People get competitive about the difficulty of their degrees. The accepted line at Oxford is that Science is harder than Arts, and everything is harder than PPE – three years of sleeping until 1pm and waffling about Mill’s Utilitarianism, and you still get to tell employers that you have a degree in economics.
It’s probably true about the PPEists, but the Arts vs. Science stuff is a myth. Scientists’ claim to the tougher time is based on the fact that they have more contact hours. More contact hours, we are often told, make a more serious degree: it was reported as a scandal in May when Bahram Bekhradnia, director of the Higher Education Policy Institute, said the average British undergraduate gets less than 14 hours a week with academic staff.
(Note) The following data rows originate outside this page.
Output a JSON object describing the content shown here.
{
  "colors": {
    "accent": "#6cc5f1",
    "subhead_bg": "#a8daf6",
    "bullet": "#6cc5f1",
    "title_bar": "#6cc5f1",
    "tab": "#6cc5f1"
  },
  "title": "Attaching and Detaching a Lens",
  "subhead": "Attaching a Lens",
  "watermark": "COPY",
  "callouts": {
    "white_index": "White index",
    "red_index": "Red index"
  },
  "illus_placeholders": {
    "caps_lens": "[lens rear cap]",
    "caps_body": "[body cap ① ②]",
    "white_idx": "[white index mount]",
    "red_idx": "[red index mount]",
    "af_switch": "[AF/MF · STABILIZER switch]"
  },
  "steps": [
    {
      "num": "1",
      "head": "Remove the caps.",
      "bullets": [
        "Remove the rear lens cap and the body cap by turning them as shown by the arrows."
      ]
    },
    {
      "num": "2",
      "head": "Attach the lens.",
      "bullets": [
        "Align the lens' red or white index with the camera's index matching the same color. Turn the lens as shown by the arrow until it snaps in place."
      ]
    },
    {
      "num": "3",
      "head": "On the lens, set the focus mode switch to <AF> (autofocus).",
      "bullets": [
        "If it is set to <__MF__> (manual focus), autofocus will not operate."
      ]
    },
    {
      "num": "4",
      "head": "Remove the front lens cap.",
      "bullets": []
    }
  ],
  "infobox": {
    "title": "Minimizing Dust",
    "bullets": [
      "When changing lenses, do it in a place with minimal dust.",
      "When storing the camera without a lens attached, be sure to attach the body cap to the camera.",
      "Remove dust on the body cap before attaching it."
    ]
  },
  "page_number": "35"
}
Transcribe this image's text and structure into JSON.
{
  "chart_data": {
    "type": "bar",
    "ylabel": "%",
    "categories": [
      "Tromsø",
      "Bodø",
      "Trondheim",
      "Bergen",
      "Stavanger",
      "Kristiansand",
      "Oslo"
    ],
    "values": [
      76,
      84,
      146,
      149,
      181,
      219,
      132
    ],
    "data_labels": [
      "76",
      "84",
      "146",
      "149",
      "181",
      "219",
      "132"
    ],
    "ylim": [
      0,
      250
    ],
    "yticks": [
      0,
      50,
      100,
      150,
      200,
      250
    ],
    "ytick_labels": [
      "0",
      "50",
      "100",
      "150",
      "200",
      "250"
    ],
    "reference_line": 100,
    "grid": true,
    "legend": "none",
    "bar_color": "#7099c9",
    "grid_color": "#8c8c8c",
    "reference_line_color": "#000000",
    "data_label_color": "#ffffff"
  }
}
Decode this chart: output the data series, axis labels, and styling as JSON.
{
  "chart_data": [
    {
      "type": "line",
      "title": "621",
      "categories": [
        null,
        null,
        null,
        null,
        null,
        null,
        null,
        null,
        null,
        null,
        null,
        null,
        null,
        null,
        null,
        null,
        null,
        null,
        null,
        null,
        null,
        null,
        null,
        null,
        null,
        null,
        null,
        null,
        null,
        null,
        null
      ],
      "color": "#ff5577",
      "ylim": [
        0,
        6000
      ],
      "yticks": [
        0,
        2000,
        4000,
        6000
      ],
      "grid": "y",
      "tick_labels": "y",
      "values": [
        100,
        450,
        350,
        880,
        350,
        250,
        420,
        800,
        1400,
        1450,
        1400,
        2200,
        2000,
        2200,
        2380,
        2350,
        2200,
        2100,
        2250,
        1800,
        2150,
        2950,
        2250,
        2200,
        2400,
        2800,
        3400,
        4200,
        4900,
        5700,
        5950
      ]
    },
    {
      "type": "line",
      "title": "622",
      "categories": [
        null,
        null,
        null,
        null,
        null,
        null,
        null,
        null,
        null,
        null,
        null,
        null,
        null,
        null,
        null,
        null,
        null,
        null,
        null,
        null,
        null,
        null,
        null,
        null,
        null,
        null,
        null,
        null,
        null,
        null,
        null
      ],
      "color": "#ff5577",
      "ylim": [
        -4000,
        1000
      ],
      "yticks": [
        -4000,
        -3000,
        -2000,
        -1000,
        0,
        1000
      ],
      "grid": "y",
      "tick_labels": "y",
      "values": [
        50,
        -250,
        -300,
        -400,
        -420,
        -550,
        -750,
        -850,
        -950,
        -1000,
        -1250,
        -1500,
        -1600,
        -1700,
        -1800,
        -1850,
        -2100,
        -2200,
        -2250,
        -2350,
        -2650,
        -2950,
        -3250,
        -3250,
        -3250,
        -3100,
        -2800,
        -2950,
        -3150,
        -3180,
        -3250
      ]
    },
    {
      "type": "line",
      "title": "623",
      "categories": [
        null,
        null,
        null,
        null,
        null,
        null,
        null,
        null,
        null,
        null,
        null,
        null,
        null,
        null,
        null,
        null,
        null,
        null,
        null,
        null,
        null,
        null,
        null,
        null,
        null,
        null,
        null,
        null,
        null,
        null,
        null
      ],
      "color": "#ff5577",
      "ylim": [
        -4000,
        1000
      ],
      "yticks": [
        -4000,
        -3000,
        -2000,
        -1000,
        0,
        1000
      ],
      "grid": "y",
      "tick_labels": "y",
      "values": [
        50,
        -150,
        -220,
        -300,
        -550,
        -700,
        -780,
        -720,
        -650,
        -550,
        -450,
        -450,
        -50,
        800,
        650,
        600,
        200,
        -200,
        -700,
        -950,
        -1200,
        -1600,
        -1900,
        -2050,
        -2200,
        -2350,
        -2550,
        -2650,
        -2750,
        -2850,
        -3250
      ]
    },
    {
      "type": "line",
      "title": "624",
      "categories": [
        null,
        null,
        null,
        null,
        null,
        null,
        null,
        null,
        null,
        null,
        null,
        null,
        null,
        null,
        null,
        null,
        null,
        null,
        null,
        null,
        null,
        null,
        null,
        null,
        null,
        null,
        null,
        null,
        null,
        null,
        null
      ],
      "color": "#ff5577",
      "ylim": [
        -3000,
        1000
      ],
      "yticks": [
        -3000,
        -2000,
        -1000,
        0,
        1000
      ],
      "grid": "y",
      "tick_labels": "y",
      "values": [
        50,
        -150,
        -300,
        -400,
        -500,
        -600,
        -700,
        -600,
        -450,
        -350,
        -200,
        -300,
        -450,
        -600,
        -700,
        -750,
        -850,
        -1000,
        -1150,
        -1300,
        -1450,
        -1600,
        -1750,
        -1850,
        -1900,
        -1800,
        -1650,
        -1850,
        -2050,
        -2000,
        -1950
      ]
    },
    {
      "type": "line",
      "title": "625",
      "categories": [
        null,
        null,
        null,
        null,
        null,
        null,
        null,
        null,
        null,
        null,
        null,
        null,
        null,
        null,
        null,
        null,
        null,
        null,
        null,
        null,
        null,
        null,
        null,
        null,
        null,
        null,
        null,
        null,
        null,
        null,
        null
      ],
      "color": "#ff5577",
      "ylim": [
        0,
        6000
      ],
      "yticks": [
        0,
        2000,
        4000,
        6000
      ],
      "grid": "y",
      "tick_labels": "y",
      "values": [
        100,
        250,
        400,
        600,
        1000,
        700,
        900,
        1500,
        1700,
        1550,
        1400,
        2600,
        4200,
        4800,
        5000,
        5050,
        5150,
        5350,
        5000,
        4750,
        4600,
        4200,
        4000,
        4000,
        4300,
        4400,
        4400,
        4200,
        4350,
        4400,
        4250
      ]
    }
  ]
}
I have three-and-a-half contact hours a week. Two of these are just ‘advisable’, and are sacrificed to essay crises with some regularity. My neighbour, an engineering student, estimates that he has 20, all of which are compulsory and some of which involve getting up before 9am. Cut and dry, then – Historians have it easier.
I beg to differ. If the engineer next door ‘does no work’, he still goes to lectures and labs – he does those 20 hours by default. If I do no work, I genuinely do no work. I could skive my lectures, read no books and fail to write my essay – all I’d have on is an hour-long tutorial which, given my lack of preparation, I might as well miss too.
Us Arts students have to decide to work. We have to get ourselves up, preferably in the morning. We have to choose to do today what we could do at 2am tomorrow. We have to turn down a pub trip in favour of an evening alone with our books.